Pharmacoeconomical analysis of antiretroviral therapy in patients with HIV and hepatitis B virus co-infection


Kozhevnikova G.М., Efremova O.S., Jallolu Abdurahman

1Peoples’ Friendship University of Russia, Moscow; 2Central Research Institute of Epidemiology, Russian Federal Service for Supervision of Consumer Rights Protection and Human Welfare, Moscow;
Among HIV-positive patients, there are 10–15% cases of chronic hepatitis B virus (HBV) co-infection. This necessitates the choice of an optimal therapy regimen for both infections.
Objective. To study the cost-effectiveness of drugs recommended for first-line antiretroviral therapy (ART) in HIV/HBV co-infected patients previously untreated with a fixed-dose combination (FDC) of TDF/FTC versus that of ABC/3TC and AZT/3TC.
Subjects and methods. The pharmacoeconomical study was conducted using the simulation method to calculate direct medical costs. The model used the results of a study by L.M. Pawlotsky et al. reporting rates of HBV resistance to 3TC and TDF in a five-year time horizon. The risk of 3TC resistance progressively increases over time by achieving 70% at year 5 of treatment while that TDF resistance remains at zero throughout the therapy period.
Results. The calculations in the model have indicated that the use of 3TC-containing FDCs in the five-year time horizon costs 53 400 rubles (or 7%) more than the baseline administration of TDF/FTC because of the development of HBV resistance and of the need for additional use of entecavir.
Conclusion. The use of a FDC of TDF/FTC for first-line ART in previously untreated patients is economically sound in treating HIV/HBV co-infected patients in Russian clinical practice.

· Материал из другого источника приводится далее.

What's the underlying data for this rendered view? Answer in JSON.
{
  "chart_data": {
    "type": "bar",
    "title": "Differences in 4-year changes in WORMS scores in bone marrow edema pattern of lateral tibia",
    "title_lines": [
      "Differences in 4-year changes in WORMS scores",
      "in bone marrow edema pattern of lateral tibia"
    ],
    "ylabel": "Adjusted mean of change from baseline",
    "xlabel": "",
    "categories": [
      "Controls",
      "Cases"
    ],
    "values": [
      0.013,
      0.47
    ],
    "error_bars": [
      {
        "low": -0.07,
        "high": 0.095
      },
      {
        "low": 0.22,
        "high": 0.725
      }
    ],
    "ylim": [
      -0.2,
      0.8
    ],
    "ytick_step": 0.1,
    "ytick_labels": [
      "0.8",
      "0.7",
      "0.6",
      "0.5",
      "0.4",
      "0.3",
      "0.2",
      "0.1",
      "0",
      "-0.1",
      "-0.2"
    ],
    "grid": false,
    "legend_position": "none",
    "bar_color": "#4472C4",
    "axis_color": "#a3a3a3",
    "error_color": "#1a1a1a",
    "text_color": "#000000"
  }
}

Инфекция вирусом гепатита В (ВГВ) считается одной из самых распространенных в мире. Более 2 млрд людей имели контакт с вирусом, и более 350 млн человек стали хроническими носителями вируса и группой риска прогрессирования болезни печени и развития цирроза и гепатоцеллюлярной карциномы (ГЦК) [1–3]. Подавляющее большинство носителей ВГВ сконцентрировано в Юго-Восточной Азии, где доминирует вертикальный путь передачи вируса, что способствует хронизации инфекции, так как у детей хронические формы инфекции ВГВ развиваются приблизительно в 90% случаев. И наоборот, инфицирование ВГВ во взрослом возрасте более чем в 90% случаев заканчивается полным выздоровлением и формированием стойкого пожизненного иммунитета к данной инфекции. Однако во взрослой популяции существуют дополнительные факторы, которые приводят к более высокой частоте развития хронического заболевания печени, и один из них – наличие сопутствующей ВИЧ-инфекции. По данным различных исследований, частота хронической инфекции ВГВ у ВИЧ-позитивных пациентов составляет 10–15% случаев [4, 5].

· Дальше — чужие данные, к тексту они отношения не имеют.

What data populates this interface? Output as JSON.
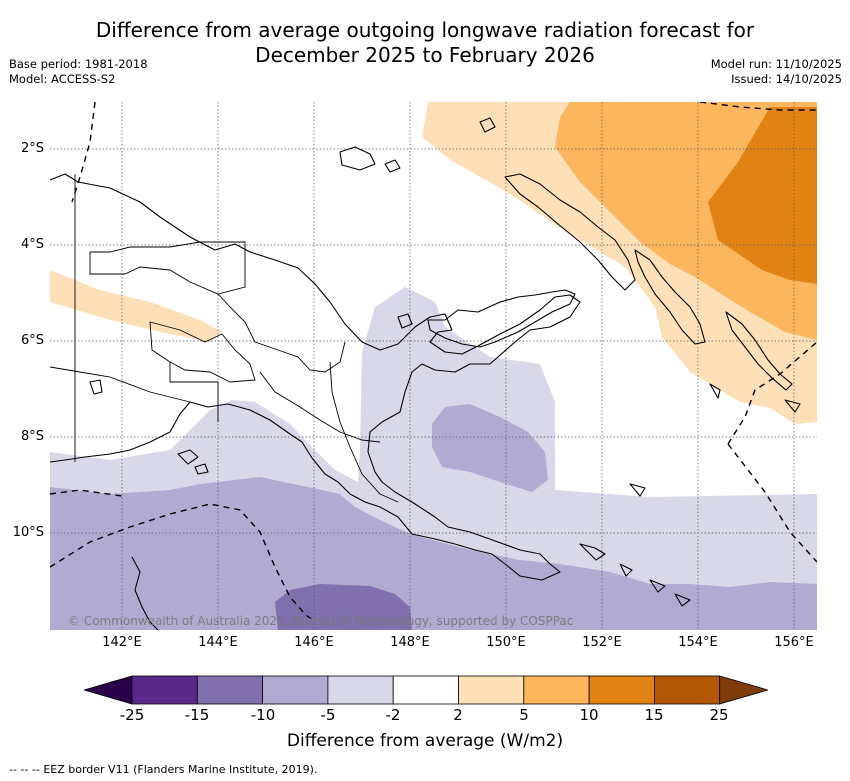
{
  "title_line1": "Difference from average outgoing longwave radiation forecast for",
  "title_line2": "December 2025 to February 2026",
  "base_period": "Base period: 1981-2018",
  "model": "Model: ACCESS-S2",
  "model_run": "Model run: 11/10/2025",
  "issued": "Issued: 14/10/2025",
  "copyright": "© Commonwealth of Australia 2025, Bureau of Meteorology, supported by COSPPac",
  "lat_labels": [
    "2°S",
    "4°S",
    "6°S",
    "8°S",
    "10°S"
  ],
  "lon_labels": [
    "142°E",
    "144°E",
    "146°E",
    "148°E",
    "150°E",
    "152°E",
    "154°E",
    "156°E"
  ],
  "colorbar": {
    "ticks": [
      "-25",
      "-15",
      "-10",
      "-5",
      "-2",
      "2",
      "5",
      "10",
      "15",
      "25"
    ],
    "colors": [
      "#5a2a8a",
      "#8070ae",
      "#b1abd2",
      "#d8d8ea",
      "#ffffff",
      "#fde0b8",
      "#fbb65e",
      "#e08214",
      "#b35806"
    ],
    "under_color": "#2d004b",
    "over_color": "#7f3b08",
    "label": "Difference from average (W/m2)"
  },
  "eez_legend": "EEZ border V11 (Flanders Marine Institute, 2019)."
}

ВИЧ-инфекция также усугубляет естественное течение хронического гепатита В (ХГB): на ее фоне усиливается репликация ВГВ, быстрее развиваются фибротические процессы, и формируется цирроз с дальнейшей декомпенсацией функции печени [4, 6]. Кроме того, частота развития ГЦК в популяции больных гепатитом В с ВИЧ-инфекцией значимо выше, чем в популяции пациентов с гепатитом В без ВИЧ-инфекции [5, 7].

В многоцентровом когортном исследовании MACS риск смерти от поражения печени у больных с сочетанной инфекцией был в 8 раз выше, чем у ВИЧ-инфицированных, не зараженных ВГВ, и был особенно высоким у больных с низким количеством CD4+-лимфоцитов [8].

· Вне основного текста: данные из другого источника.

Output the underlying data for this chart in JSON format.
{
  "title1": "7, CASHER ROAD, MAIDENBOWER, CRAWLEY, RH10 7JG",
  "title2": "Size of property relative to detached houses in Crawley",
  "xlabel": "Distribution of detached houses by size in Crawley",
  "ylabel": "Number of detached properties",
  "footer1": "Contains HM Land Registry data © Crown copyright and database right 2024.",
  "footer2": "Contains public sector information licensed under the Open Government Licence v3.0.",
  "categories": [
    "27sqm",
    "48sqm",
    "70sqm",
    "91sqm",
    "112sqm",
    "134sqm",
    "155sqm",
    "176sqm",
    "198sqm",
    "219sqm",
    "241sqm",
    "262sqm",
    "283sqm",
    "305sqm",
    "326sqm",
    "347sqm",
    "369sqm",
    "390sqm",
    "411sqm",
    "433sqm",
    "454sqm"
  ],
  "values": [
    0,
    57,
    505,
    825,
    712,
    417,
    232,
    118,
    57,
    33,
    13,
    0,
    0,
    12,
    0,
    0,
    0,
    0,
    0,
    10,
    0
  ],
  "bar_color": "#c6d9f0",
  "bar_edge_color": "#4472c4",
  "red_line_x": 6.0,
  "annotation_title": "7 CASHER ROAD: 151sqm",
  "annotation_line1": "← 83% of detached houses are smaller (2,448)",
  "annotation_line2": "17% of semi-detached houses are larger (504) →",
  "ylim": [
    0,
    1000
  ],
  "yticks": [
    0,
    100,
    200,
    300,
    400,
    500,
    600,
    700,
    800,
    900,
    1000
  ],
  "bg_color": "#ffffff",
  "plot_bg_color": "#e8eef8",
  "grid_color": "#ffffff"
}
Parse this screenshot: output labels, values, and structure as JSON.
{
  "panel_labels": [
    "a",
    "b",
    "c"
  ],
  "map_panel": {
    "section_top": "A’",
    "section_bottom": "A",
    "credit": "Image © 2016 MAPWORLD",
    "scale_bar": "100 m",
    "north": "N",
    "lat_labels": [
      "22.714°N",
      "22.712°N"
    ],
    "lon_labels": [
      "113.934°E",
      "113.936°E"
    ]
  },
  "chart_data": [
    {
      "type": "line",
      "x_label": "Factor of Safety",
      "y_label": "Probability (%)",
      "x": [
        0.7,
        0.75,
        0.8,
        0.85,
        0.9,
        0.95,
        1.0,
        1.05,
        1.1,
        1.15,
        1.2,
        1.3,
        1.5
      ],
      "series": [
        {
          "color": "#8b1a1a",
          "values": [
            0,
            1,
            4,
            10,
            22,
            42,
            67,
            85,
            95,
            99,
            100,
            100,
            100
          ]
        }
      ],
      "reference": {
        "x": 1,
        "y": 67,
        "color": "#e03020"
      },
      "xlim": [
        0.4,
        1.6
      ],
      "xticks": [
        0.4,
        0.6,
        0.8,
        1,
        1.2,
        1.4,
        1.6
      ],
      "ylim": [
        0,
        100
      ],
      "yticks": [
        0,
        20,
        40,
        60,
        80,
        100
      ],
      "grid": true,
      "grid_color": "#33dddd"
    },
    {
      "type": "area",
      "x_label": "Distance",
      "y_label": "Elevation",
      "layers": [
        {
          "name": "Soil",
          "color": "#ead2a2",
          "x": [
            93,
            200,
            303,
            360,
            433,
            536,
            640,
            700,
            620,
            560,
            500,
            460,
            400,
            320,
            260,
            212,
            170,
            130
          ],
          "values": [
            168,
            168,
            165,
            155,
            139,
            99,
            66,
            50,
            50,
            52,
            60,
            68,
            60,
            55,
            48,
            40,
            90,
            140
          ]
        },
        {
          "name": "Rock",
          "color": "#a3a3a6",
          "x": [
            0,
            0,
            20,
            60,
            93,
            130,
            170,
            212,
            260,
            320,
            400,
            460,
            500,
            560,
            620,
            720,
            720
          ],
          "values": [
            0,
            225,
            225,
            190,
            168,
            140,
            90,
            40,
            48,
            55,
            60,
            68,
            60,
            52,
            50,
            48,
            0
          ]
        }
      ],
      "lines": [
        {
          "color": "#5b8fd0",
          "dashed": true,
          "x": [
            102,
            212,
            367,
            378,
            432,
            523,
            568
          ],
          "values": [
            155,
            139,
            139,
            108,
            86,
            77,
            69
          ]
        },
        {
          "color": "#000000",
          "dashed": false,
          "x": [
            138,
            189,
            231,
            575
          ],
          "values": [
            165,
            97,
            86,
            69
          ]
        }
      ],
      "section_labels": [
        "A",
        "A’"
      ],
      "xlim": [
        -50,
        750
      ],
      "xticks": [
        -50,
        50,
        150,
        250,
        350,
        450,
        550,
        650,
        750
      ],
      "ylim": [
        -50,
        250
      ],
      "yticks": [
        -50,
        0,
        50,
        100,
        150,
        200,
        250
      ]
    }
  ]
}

Все это свидетельствует о необходимости особого подхода к ведению пациентов с сочетанной инфекцией ВИЧ/ВГВ и выбору оптимального режима терапии обеих инфекций. При ВИЧ/ВГВ существует несколько факторов, влияющих на сроки начала и выбор режима лечения как ВИЧ-инфекции, так и гепатита В.

В соответствии с международными и российскими рекомендациями, терапию ВИЧ-инфекции следует начинать в зависимости от количества CD4+-лимфоцитов. Как в российских, так и международных рекомендациях пороговое значение для безусловного начала антиретровирусной терапии (АРТ) составляет менее 350 клеток/мкл. Однако при наличии ХГВ терапию ВИЧ-инфекции следует начинать как можно быстрее, вне зависимости от иммунного статуса [9, 10].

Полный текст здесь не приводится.